Accusing some MPs of being "anti-science", he said: "They have a set of beliefs and they will argue that regardless of the science."
Dr Huppert said political leaders tended to come up with a stance and then tried to make the evidence fit it, rather than being driven by the science. He cited the previous government's decision to make the drug mephedrone a banned substance after claims about the role it played in the deaths of several young people.
"What we saw was a policy based on media reports, rather than based on evidence, and that does happen too much, " he said. "As a researcher I will come up with a hypothesis, which I may talk about to people, I'll then do some experiments and test it and will then change my hypothesis based on what I find.
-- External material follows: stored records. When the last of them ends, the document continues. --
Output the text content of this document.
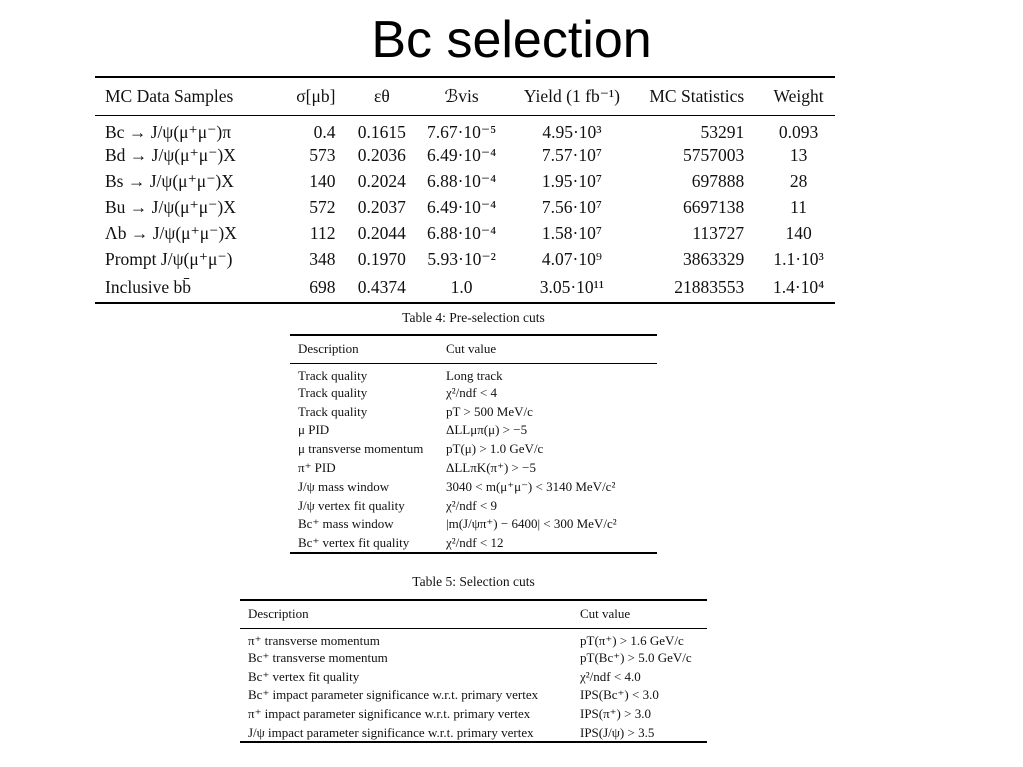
Bc selection
MC Data Samples	σ[μb]	εθ	ℬvis	Yield (1 fb⁻¹)	MC Statistics	Weight
Bc → J/ψ(μ⁺μ⁻)π	0.4	0.1615	7.67·10⁻⁵	4.95·10³	53291	0.093
Bd → J/ψ(μ⁺μ⁻)X	573	0.2036	6.49·10⁻⁴	7.57·10⁷	5757003	13
Bs → J/ψ(μ⁺μ⁻)X	140	0.2024	6.88·10⁻⁴	1.95·10⁷	697888	28
Bu → J/ψ(μ⁺μ⁻)X	572	0.2037	6.49·10⁻⁴	7.56·10⁷	6697138	11
Λb → J/ψ(μ⁺μ⁻)X	112	0.2044	6.88·10⁻⁴	1.58·10⁷	113727	140
Prompt J/ψ(μ⁺μ⁻)	348	0.1970	5.93·10⁻²	4.07·10⁹	3863329	1.1·10³
Inclusive bb̄	698	0.4374	1.0	3.05·10¹¹	21883553	1.4·10⁴
Table 4: Pre-selection cuts
Description	Cut value
Track quality	Long track
Track quality	χ²/ndf < 4
Track quality	pT > 500 MeV/c
μ PID	ΔLLμπ(μ) > −5
μ transverse momentum	pT(μ) > 1.0 GeV/c
π⁺ PID	ΔLLπK(π⁺) > −5
J/ψ mass window	3040 < m(μ⁺μ⁻) < 3140 MeV/c²
J/ψ vertex fit quality	χ²/ndf < 9
Bc⁺ mass window	|m(J/ψπ⁺) − 6400| < 300 MeV/c²
Bc⁺ vertex fit quality	χ²/ndf < 12
Table 5: Selection cuts
Description	Cut value
π⁺ transverse momentum	pT(π⁺) > 1.6 GeV/c
Bc⁺ transverse momentum	pT(Bc⁺) > 5.0 GeV/c
Bc⁺ vertex fit quality	χ²/ndf < 4.0
Bc⁺ impact parameter significance w.r.t. primary vertex	IPS(Bc⁺) < 3.0
π⁺ impact parameter significance w.r.t. primary vertex	IPS(π⁺) > 3.0
J/ψ impact parameter significance w.r.t. primary vertex	IPS(J/ψ) > 3.5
If you do that in politics, that's a U-turn and a defeat."
Although he absolved the Science minister, David Willetts, from criticism, he said a "tricky" relationship had developed between MPs and scientists. "Generally, they are two separate camps who do not communicate," he said.
Dr Huppert gained a seat on Cambridgeshire County Council when he was 22 – the same age at which he gained his PhD. He pursued the two careers in parallel until the election in May, when he succeeded fellow Liberal Democrat David Howarth, who stood down as the MP for Cambridge to return to academia.
Dr Huppert said: "Science in some senses is what I am good at, but politics is what I care about." He also hit out at suggestions that university research budgets could fall victim to the public spending squeeze being undertaken by the Government.
He acknowledged that savings had to be made because of the nation's "disastrous" financial plight, but said that other countries have been responding to the global economic downturn by increasing their investment in science.
"Britain does a lot of very good research for very little money, but at some point people will just say: 'I have had enough.' People could maybe survive say a 10 per cent cut – I'm not saying it is ideal – but people might be able to do that.
"If it's more serious than that, a lot of people will say: 'Hang on, why am I doing this? Why am I not applying for a professorship in the US?' At some level it becomes an irreversible blight on science, which would be tragic."
Not only would top-rate scientists leave the country – but foreign high-fliers would be deterred from taking up posts here, Dr Huppert warned.